In July, the industry association Cloud Infrastructure Service Providers in Europe (CISPE) surprisingly withdrew its competition complaint against Microsoft with the EU Commission. It has now come to light that US competitor Google apparently wanted to persuade CISPE to uphold the antitrust complaint with financial incentives worth millions. Amit Zavery, until recently Chief Executive Officer of Google Cloud, offered CISPE members an innovation fund of 4 million euros, among other things, writes The Register with reference to confidential documents.
According to the report, Google described the offer as a contribution of 100,000 euros per company in the association, which could be used as "immediate funding for projects and license fees from CISPE members to support innovation in open cloud ecosystems". Google also offered to contribute a further €10 million to the association, which was described in the presentation as "participation and membership resources". The final and most significant incentive was said to be 100 million euros in software credits from Google Distributed Cloud. These were said to be virtually free programs for Kubernetes-based cloud deployments.

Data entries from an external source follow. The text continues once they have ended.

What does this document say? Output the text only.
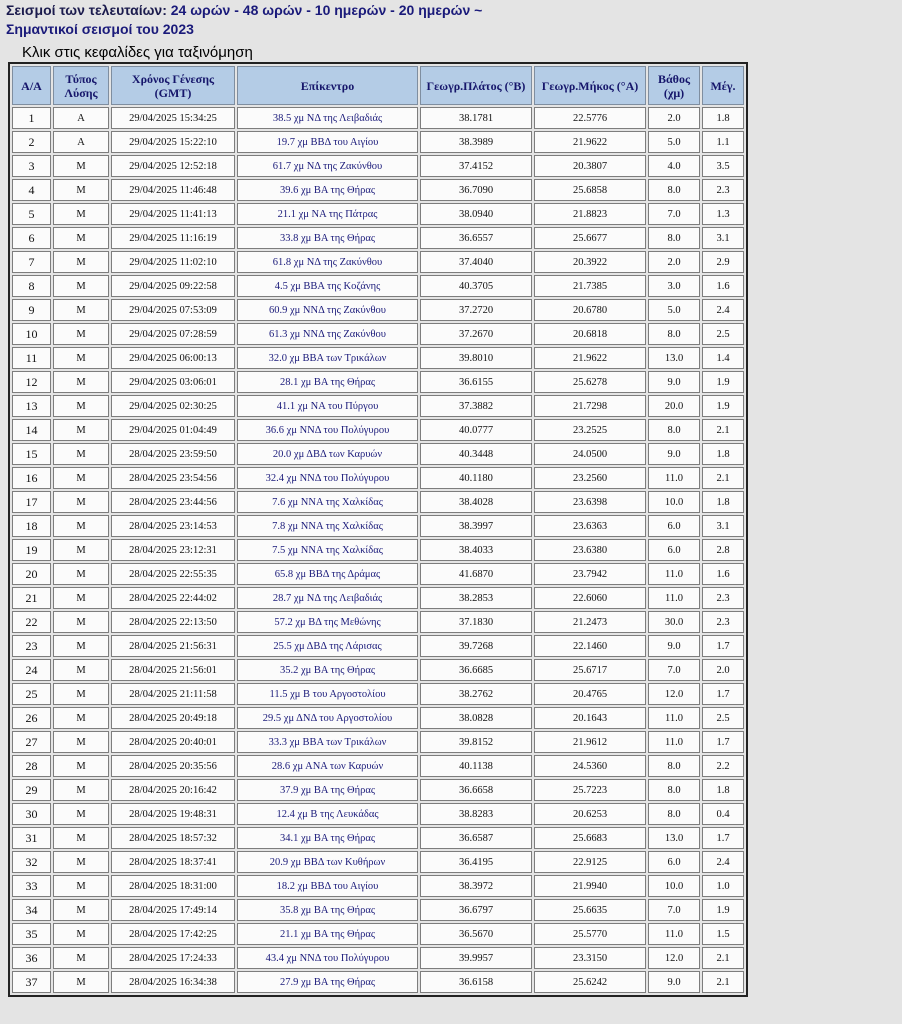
Σεισμοί των τελευταίων: 24 ωρών - 48 ωρών - 10 ημερών - 20 ημερών ~
Σημαντικοί σεισμοί του 2023
Κλικ στις κεφαλίδες για ταξινόμηση
Α/Α	Τύπος Λύσης	Χρόνος Γένεσης (GMT)	Επίκεντρο	Γεωγρ.Πλάτος (°B)	Γεωγρ.Μήκος (°A)	Βάθος (χμ)	Μέγ.
1	A	29/04/2025 15:34:25	38.5 χμ ΝΔ της Λειβαδιάς	38.1781	22.5776	2.0	1.8
2	A	29/04/2025 15:22:10	19.7 χμ ΒΒΔ του Αιγίου	38.3989	21.9622	5.0	1.1
3	M	29/04/2025 12:52:18	61.7 χμ ΝΔ της Ζακύνθου	37.4152	20.3807	4.0	3.5
4	M	29/04/2025 11:46:48	39.6 χμ ΒΑ της Θήρας	36.7090	25.6858	8.0	2.3
5	M	29/04/2025 11:41:13	21.1 χμ ΝΑ της Πάτρας	38.0940	21.8823	7.0	1.3
6	M	29/04/2025 11:16:19	33.8 χμ ΒΑ της Θήρας	36.6557	25.6677	8.0	3.1
7	M	29/04/2025 11:02:10	61.8 χμ ΝΔ της Ζακύνθου	37.4040	20.3922	2.0	2.9
8	M	29/04/2025 09:22:58	4.5 χμ ΒΒΑ της Κοζάνης	40.3705	21.7385	3.0	1.6
9	M	29/04/2025 07:53:09	60.9 χμ ΝΝΔ της Ζακύνθου	37.2720	20.6780	5.0	2.4
10	M	29/04/2025 07:28:59	61.3 χμ ΝΝΔ της Ζακύνθου	37.2670	20.6818	8.0	2.5
11	M	29/04/2025 06:00:13	32.0 χμ ΒΒΑ των Τρικάλων	39.8010	21.9622	13.0	1.4
12	M	29/04/2025 03:06:01	28.1 χμ ΒΑ της Θήρας	36.6155	25.6278	9.0	1.9
13	M	29/04/2025 02:30:25	41.1 χμ ΝΑ του Πύργου	37.3882	21.7298	20.0	1.9
14	M	29/04/2025 01:04:49	36.6 χμ ΝΝΔ του Πολύγυρου	40.0777	23.2525	8.0	2.1
15	M	28/04/2025 23:59:50	20.0 χμ ΔΒΔ των Καρυών	40.3448	24.0500	9.0	1.8
16	M	28/04/2025 23:54:56	32.4 χμ ΝΝΔ του Πολύγυρου	40.1180	23.2560	11.0	2.1
17	M	28/04/2025 23:44:56	7.6 χμ ΝΝΑ της Χαλκίδας	38.4028	23.6398	10.0	1.8
18	M	28/04/2025 23:14:53	7.8 χμ ΝΝΑ της Χαλκίδας	38.3997	23.6363	6.0	3.1
19	M	28/04/2025 23:12:31	7.5 χμ ΝΝΑ της Χαλκίδας	38.4033	23.6380	6.0	2.8
20	M	28/04/2025 22:55:35	65.8 χμ ΒΒΔ της Δράμας	41.6870	23.7942	11.0	1.6
21	M	28/04/2025 22:44:02	28.7 χμ ΝΔ της Λειβαδιάς	38.2853	22.6060	11.0	2.3
22	M	28/04/2025 22:13:50	57.2 χμ ΒΔ της Μεθώνης	37.1830	21.2473	30.0	2.3
23	M	28/04/2025 21:56:31	25.5 χμ ΔΒΔ της Λάρισας	39.7268	22.1460	9.0	1.7
24	M	28/04/2025 21:56:01	35.2 χμ ΒΑ της Θήρας	36.6685	25.6717	7.0	2.0
25	M	28/04/2025 21:11:58	11.5 χμ Β του Αργοστολίου	38.2762	20.4765	12.0	1.7
26	M	28/04/2025 20:49:18	29.5 χμ ΔΝΔ του Αργοστολίου	38.0828	20.1643	11.0	2.5
27	M	28/04/2025 20:40:01	33.3 χμ ΒΒΑ των Τρικάλων	39.8152	21.9612	11.0	1.7
28	M	28/04/2025 20:35:56	28.6 χμ ΑΝΑ των Καρυών	40.1138	24.5360	8.0	2.2
29	M	28/04/2025 20:16:42	37.9 χμ ΒΑ της Θήρας	36.6658	25.7223	8.0	1.8
30	M	28/04/2025 19:48:31	12.4 χμ Β της Λευκάδας	38.8283	20.6253	8.0	0.4
31	M	28/04/2025 18:57:32	34.1 χμ ΒΑ της Θήρας	36.6587	25.6683	13.0	1.7
32	M	28/04/2025 18:37:41	20.9 χμ ΒΒΔ των Κυθήρων	36.4195	22.9125	6.0	2.4
33	M	28/04/2025 18:31:00	18.2 χμ ΒΒΔ του Αιγίου	38.3972	21.9940	10.0	1.0
34	M	28/04/2025 17:49:14	35.8 χμ ΒΑ της Θήρας	36.6797	25.6635	7.0	1.9
35	M	28/04/2025 17:42:25	21.1 χμ ΒΑ της Θήρας	36.5670	25.5770	11.0	1.5
36	M	28/04/2025 17:24:33	43.4 χμ ΝΝΔ του Πολύγυρου	39.9957	23.3150	12.0	2.1
37	M	28/04/2025 16:34:38	27.9 χμ ΒΑ της Θήρας	36.6158	25.6242	9.0	2.1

According to conversations with CISPE sources, The Register assumes that the offers were intended to convince the association not to drop the complaint against Microsoft. Google denies that there is a direct link.
"Tax", "extortion" – CISPE kept up the pressure
In November 2022, CISPE complained to the Commission's Directorate-General for Competition about a wide range of bundling and tying traps at Microsoft. The US company "bundles its products with the indispensable Office suite and thus favors the in-house Azure cloud over competing cloud infrastructures", Francisco Mingorance, Secretary General of the association, never tired of emphasizing. The industry representative used to work for the more Microsoft-friendly lobby association Business Software Alliance (BSA).

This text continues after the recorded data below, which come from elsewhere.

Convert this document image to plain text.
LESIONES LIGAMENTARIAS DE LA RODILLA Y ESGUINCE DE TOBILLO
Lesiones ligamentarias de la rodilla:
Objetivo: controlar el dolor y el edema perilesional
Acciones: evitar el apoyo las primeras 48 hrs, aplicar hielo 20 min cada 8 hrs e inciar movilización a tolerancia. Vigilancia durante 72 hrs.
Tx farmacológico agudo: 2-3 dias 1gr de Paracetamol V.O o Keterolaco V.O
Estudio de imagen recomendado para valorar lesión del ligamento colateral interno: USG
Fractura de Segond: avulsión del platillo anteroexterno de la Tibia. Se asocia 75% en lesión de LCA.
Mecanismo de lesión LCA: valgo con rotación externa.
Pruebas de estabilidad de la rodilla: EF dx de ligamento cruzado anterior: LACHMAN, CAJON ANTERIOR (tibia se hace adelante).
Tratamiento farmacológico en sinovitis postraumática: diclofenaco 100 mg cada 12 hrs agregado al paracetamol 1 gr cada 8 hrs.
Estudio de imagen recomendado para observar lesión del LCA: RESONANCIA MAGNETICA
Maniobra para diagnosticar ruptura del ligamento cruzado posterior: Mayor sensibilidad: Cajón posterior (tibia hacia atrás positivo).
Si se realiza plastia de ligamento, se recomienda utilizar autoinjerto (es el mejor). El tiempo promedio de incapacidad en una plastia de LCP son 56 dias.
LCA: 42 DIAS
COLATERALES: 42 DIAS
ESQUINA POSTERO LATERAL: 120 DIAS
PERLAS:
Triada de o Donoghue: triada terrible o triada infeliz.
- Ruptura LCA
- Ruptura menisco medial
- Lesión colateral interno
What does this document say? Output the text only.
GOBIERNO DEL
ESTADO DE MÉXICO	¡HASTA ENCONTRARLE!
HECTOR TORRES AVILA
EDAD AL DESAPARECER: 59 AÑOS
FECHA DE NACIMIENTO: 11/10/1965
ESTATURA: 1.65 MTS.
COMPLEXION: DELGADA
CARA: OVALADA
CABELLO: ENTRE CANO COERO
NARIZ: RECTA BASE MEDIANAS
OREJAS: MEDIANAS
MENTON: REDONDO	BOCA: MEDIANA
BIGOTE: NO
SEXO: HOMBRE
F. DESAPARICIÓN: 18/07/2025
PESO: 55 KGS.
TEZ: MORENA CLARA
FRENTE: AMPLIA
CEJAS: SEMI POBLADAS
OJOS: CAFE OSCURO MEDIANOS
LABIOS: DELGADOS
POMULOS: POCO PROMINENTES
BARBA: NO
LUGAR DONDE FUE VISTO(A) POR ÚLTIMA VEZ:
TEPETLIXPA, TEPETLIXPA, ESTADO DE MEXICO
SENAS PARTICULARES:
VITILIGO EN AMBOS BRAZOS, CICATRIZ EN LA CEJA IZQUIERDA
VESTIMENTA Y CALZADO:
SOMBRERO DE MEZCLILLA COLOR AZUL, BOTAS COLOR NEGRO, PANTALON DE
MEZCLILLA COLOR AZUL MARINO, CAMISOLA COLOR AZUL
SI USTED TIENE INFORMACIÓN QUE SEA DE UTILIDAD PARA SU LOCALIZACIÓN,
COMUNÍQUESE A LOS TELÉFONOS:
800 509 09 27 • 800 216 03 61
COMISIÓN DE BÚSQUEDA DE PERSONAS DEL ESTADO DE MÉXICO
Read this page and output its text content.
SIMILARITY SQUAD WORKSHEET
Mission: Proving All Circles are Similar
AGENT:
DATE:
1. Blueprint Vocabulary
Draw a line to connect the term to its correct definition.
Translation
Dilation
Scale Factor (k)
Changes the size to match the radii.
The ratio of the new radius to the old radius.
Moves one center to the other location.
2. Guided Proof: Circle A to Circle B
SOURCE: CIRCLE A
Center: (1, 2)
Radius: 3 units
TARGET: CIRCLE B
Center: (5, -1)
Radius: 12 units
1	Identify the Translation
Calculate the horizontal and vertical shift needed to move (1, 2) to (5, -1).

In June 2023, CISPE presented a study by US competition lawyer Frédéric Jenny, according to which companies and authorities in Europe pay an additional "tax" of several billion euros to Microsoft every year. The reason: they run Microsoft programs they have purchased in a cloud infrastructure that does not belong to the software giant. Since 2019, Microsoft customers have no longer been able to take their old licenses with them to a "shared infrastructure" of cloud providers such as AWS, Google and Alibaba. In April 2023, the association complained that Microsoft's price increases for cloud products amounted to extortion.
CISPE currently has 36 members, including Oxya, Leaseweb, UpCloud, Serverplan and market leader AWS as the only non-European participant. In July, the number was even smaller. Despite the Google offers, the association opted for a settlement at the time. Microsoft promised corrections to its contractual clauses for its own cloud services. An extended version of Azure Stack HCI is also planned so that European cloud providers can offer Microsoft applications and services on their infrastructures. The giant will reportedly also pay around 20 million euros to CISPE. A short time later, the French cloud service provider OVHcloud also reached an agreement in a long-running antitrust dispute with Microsoft with a similar focus.

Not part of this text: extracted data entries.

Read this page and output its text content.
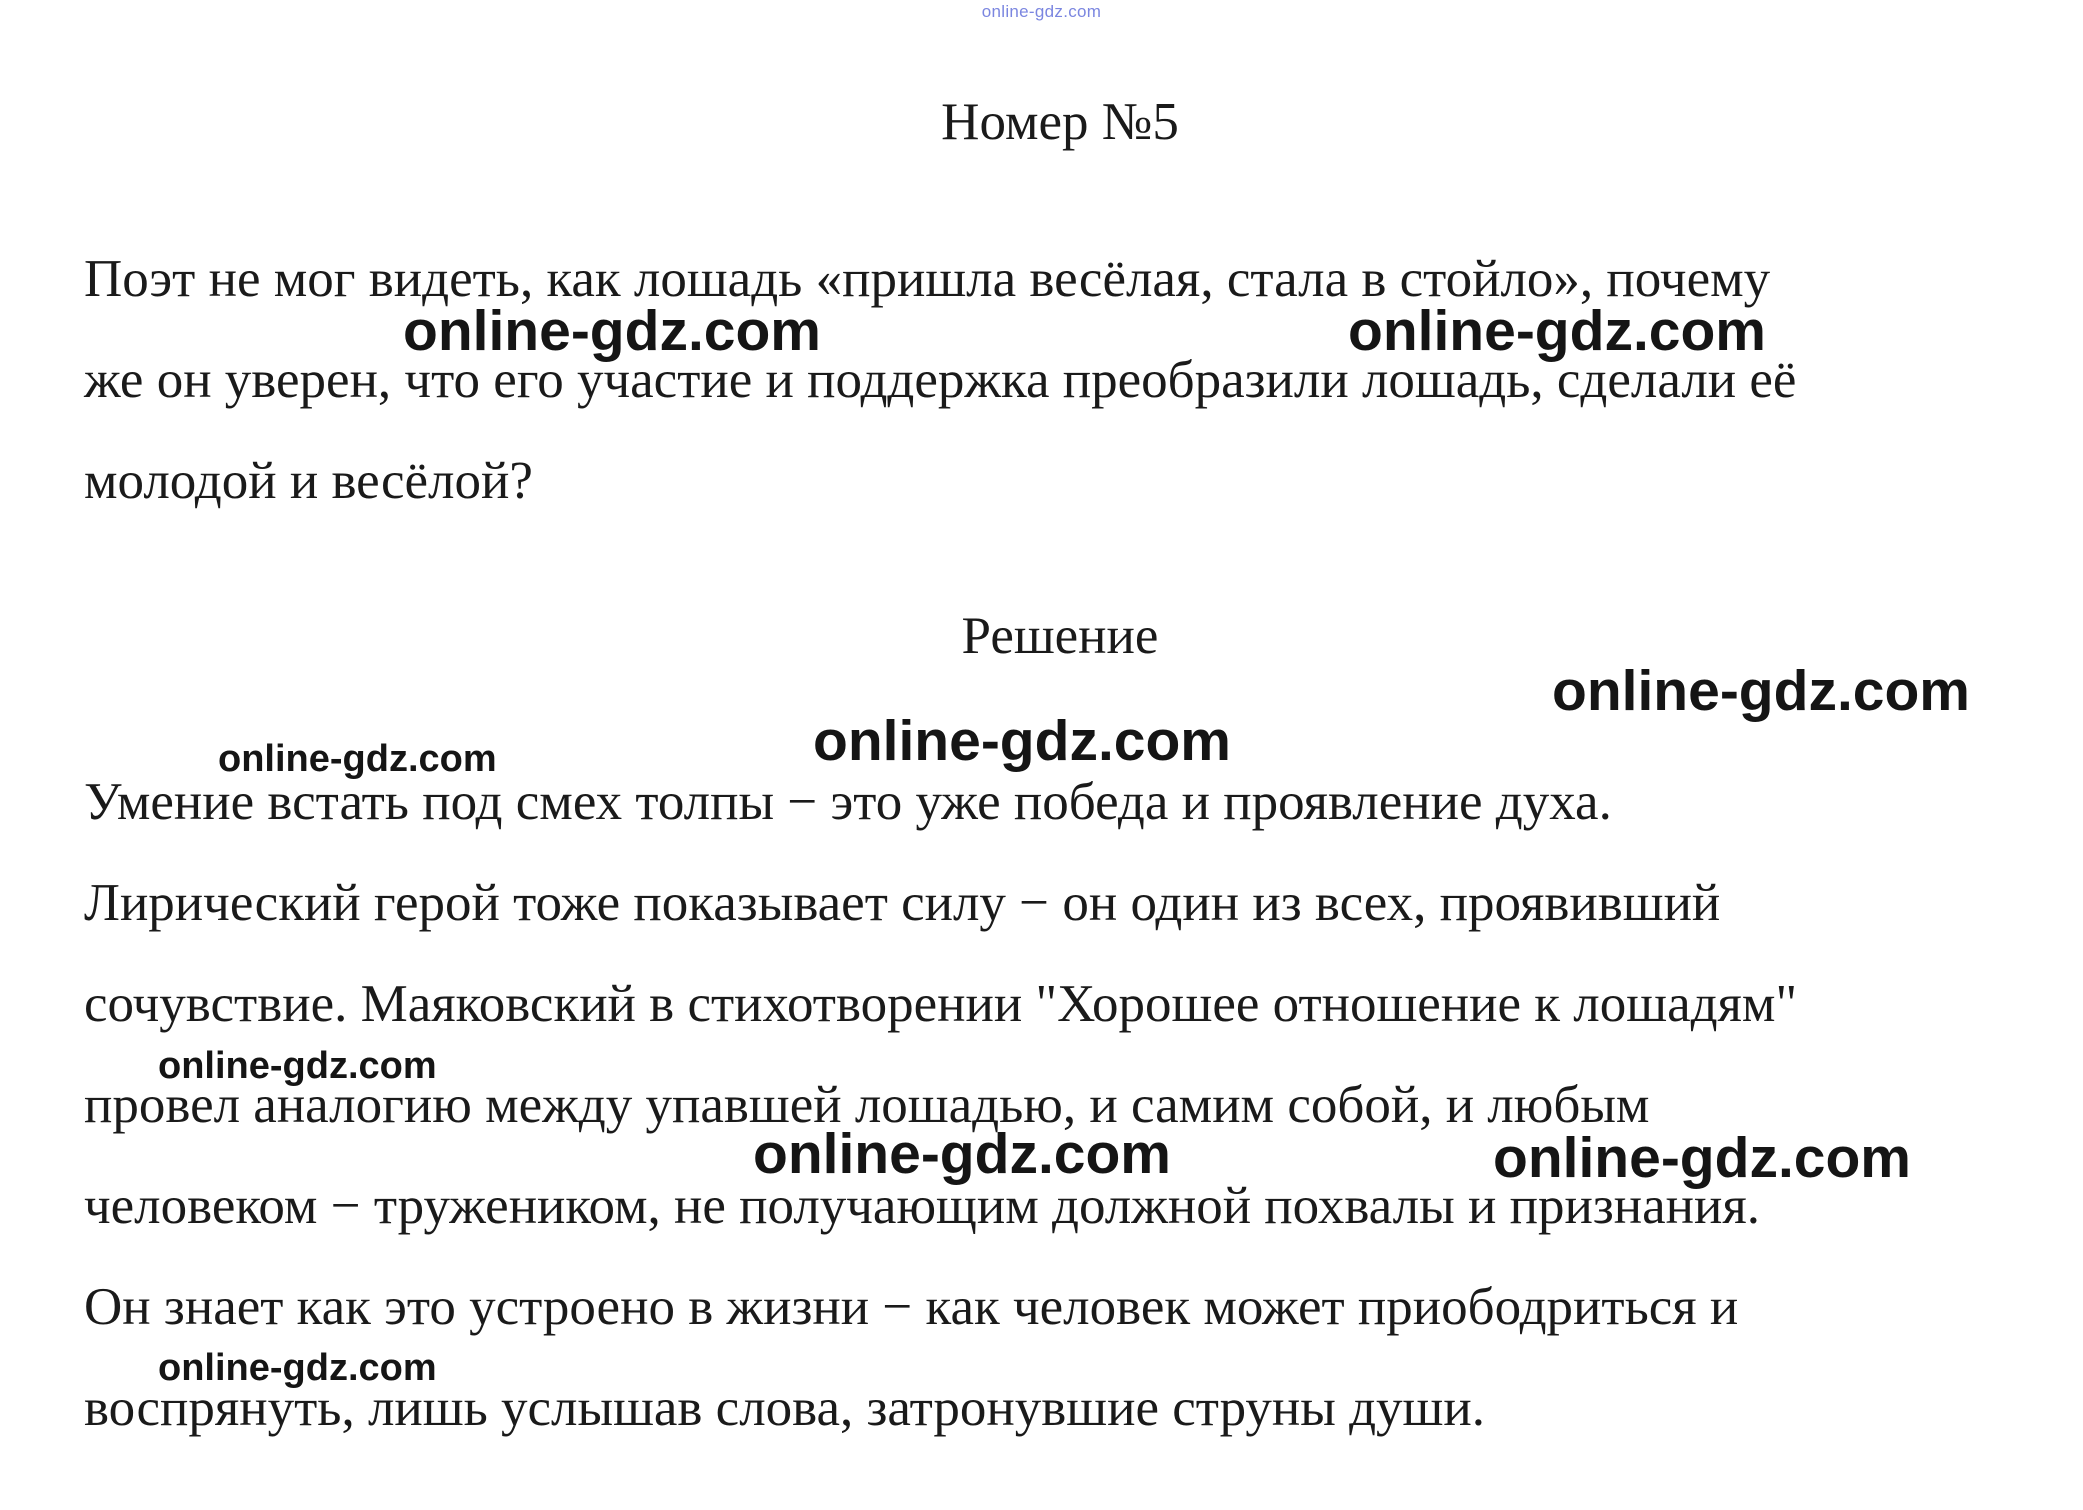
online-gdz.com
Номер №5
Поэт не мог видеть, как лошадь «пришла весёлая, стала в стойло», почему
же он уверен, что его участие и поддержка преобразили лошадь, сделали её
молодой и весёлой?
Решение
Умение встать под смех толпы − это уже победа и проявление духа.
Лирический герой тоже показывает силу − он один из всех, проявивший
сочувствие. Маяковский в стихотворении "Хорошее отношение к лошадям"
провел аналогию между упавшей лошадью, и самим собой, и любым
человеком − тружеником, не получающим должной похвалы и признания.
Он знает как это устроено в жизни − как человек может приободриться и
воспрянуть, лишь услышав слова, затронувшие струны души.
online-gdz.com	online-gdz.com
online-gdz.com
online-gdz.com
online-gdz.com
online-gdz.com
online-gdz.com	online-gdz.com
online-gdz.com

Slugging it out from all sides
The Commission's antitrust watchdogs have been investigating since May 2023 whether the Redmond-based company is exploiting its market power to drive competitors out of the highly competitive cloud business. The recent withdrawals make it less likely that the Brussels government institution will file an official competition complaint. In September, Google itself complained to the EU competition investigators that Microsoft was abusing its own market power in Windows servers as leverage for Azure. Zavery repeatedly accused the competitor of bringing the entire cloud business into disrepute through anti-competitive practices.
A CISPE spokesperson confirmed to The Register that the members had been "presented with alternatives to accepting the Microsoft deal". However, they had voted overwhelmingly in favor of accepting the Microsoft offer, which they said "represents the best opportunity for the European cloud sector". Zavery, who joined US cloud provider ServiceNow last month, had vaguely stated at a press conference in September that many providers were supported in the fight for fair and open licensing practices. A Google spokesperson denied any concrete payment offers to CISPE at the time. The internet company has now said that it is considering joining CISPE to strengthen choice and innovation in the digital economy in Europe. Google has already joined the Open Cloud Coalition (OCC), which is primarily made up of smaller British operators. Microsoft recently described the OCC as a lobbying submarine for Google.